TAPPER: Of course, t's not just me. Former Secretary of Defense Robert Gates said over the weekend that he thought Crimea was lost. But moving on, the Russian Foreign Ministry condemned what he called lawlessness in the Eastern Ukraine and accused the west of being silent over what is happening to Russian citizens there. Does that sound to you like another pretext for Russia to try grab more land in Ukraine?

HAASS: That's ominous. Because again, this kind of manufactured, as you call it correctly pretext, we've already seen it once. One could imagine it being used again and that would, in a sense, take this from a serious problem to a full-fledged crisis. I think that would be a serious escalation.

Whenever else you think about what the Russians did in Crimea and I don't think much of it in the sense that I believe it was totally unwarranted, Jake. There is still a different Russian claim or involvement historically and ethnically in Crimea than there is in the rest of even Eastern Ukraine. So any movement beyond would multiply significantly. The stakes and the seriousness here.

TAPPER: I want to turn to Syria for one second. The children's advocacy group that showed that several thousands of children have died in this conflict because of basic medical care lacking.

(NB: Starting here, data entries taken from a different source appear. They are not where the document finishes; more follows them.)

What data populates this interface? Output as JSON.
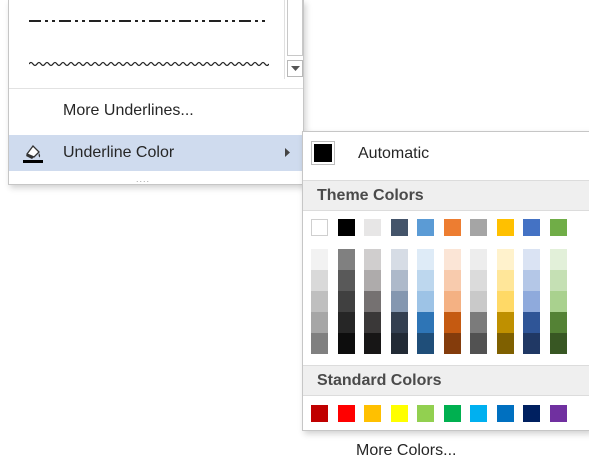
{
  "underline_menu": {
    "more_underlines_label": "More Underlines...",
    "underline_color_label": "Underline Color",
    "resize_grip": "...."
  },
  "color_palette": {
    "automatic_label": "Automatic",
    "automatic_color": "#000000",
    "theme_colors_header": "Theme Colors",
    "standard_colors_header": "Standard Colors",
    "more_colors_label": "More Colors...",
    "theme_base": [
      "#ffffff",
      "#000000",
      "#e7e6e6",
      "#44546a",
      "#5b9bd5",
      "#ed7d31",
      "#a5a5a5",
      "#ffc000",
      "#4472c4",
      "#70ad47"
    ],
    "theme_shades": [
      [
        "#f2f2f2",
        "#d9d9d9",
        "#bfbfbf",
        "#a6a6a6",
        "#808080"
      ],
      [
        "#808080",
        "#595959",
        "#404040",
        "#262626",
        "#0d0d0d"
      ],
      [
        "#d0cece",
        "#aeabab",
        "#757171",
        "#3a3838",
        "#171616"
      ],
      [
        "#d6dce5",
        "#adb9ca",
        "#8497b0",
        "#333f50",
        "#222a35"
      ],
      [
        "#deebf7",
        "#bdd7ee",
        "#9dc3e6",
        "#2e75b6",
        "#1f4e79"
      ],
      [
        "#fbe5d6",
        "#f8cbad",
        "#f4b183",
        "#c55a11",
        "#843c0c"
      ],
      [
        "#ededed",
        "#dbdbdb",
        "#c9c9c9",
        "#7b7b7b",
        "#525252"
      ],
      [
        "#fff2cc",
        "#ffe699",
        "#ffd966",
        "#bf9000",
        "#7f6000"
      ],
      [
        "#dae3f3",
        "#b4c7e7",
        "#8faadc",
        "#2f5597",
        "#203864"
      ],
      [
        "#e2f0d9",
        "#c5e0b4",
        "#a9d18e",
        "#548235",
        "#385723"
      ]
    ],
    "standard": [
      "#c00000",
      "#ff0000",
      "#ffc000",
      "#ffff00",
      "#92d050",
      "#00b050",
      "#00b0f0",
      "#0070c0",
      "#002060",
      "#7030a0"
    ]
  }
}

The group released a video that has more than 21 million views. It depicts what it would look like if this happen to children in a place like the U.K. Do you think the U.S. and the rest of the west are doing enough to stop this horror?

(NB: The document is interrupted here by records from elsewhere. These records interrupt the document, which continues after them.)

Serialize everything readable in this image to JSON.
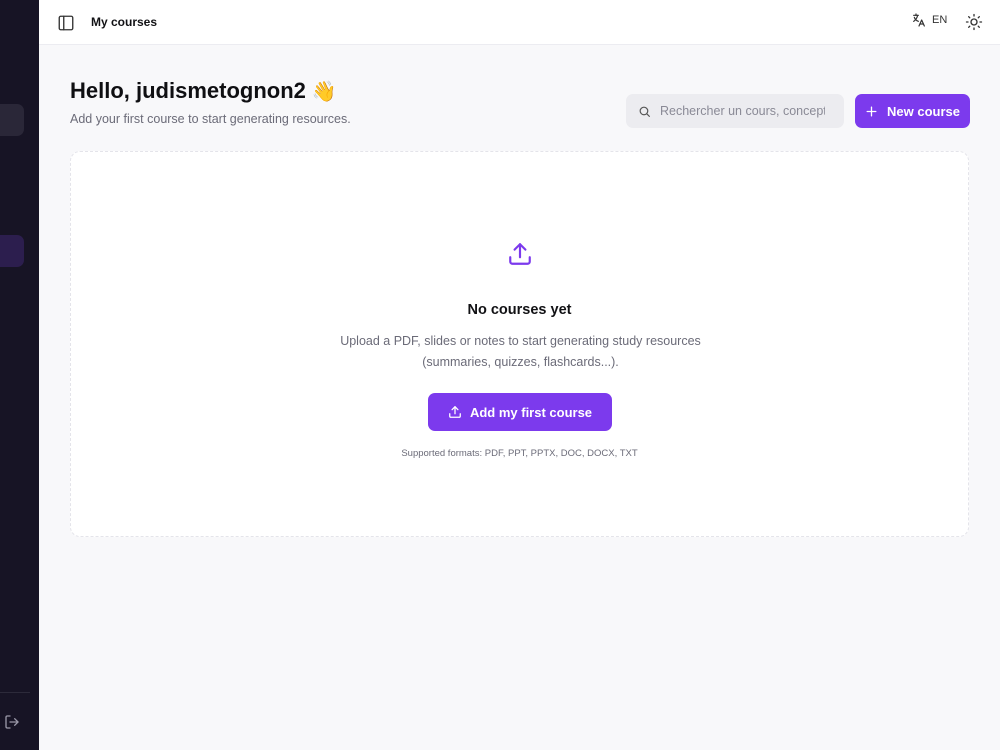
{
  "header": {
    "page_title": "My courses",
    "language": "EN"
  },
  "greeting": {
    "title": "Hello, judismetognon2",
    "emoji": "👋",
    "subtitle": "Add your first course to start generating resources."
  },
  "search": {
    "placeholder": "Rechercher un cours, concept..."
  },
  "new_course_button": {
    "label": "New course"
  },
  "empty_state": {
    "title": "No courses yet",
    "description_line1": "Upload a PDF, slides or notes to start generating study resources",
    "description_line2": "(summaries, quizzes, flashcards...).",
    "button_label": "Add my first course",
    "formats": "Supported formats: PDF, PPT, PPTX, DOC, DOCX, TXT"
  },
  "colors": {
    "accent": "#7c3aed",
    "sidebar_bg": "#171425",
    "sidebar_active": "#2c1e4e"
  },
  "icons": {
    "sidebar_toggle": "panel-left-icon",
    "language": "translate-icon",
    "theme": "sun-icon",
    "search": "search-icon",
    "add": "plus-icon",
    "upload": "upload-icon",
    "logout": "logout-icon"
  }
}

HAASS: We're not doing much of anything right now. Diplomacy, I believe, is virtually no chance of succeeding at this point. The United States is not doing a lot to arm any of the groups that we would find either supportable or at least less objectionable. Essentially, the situation in Syria is drifting and it continues to take an ever larger strategic and, as you've just pointed out, humanitarian toll.

TAPPER: Richard Haass, thank you so much for your time.

HAASS: Thank you.

TAPPER: That's it for THE LEAD. I am Jake Tapper. I now turn you over now to Mr. Wolf Blitzer who is in "THE SITUATION ROOM" -- Wolf.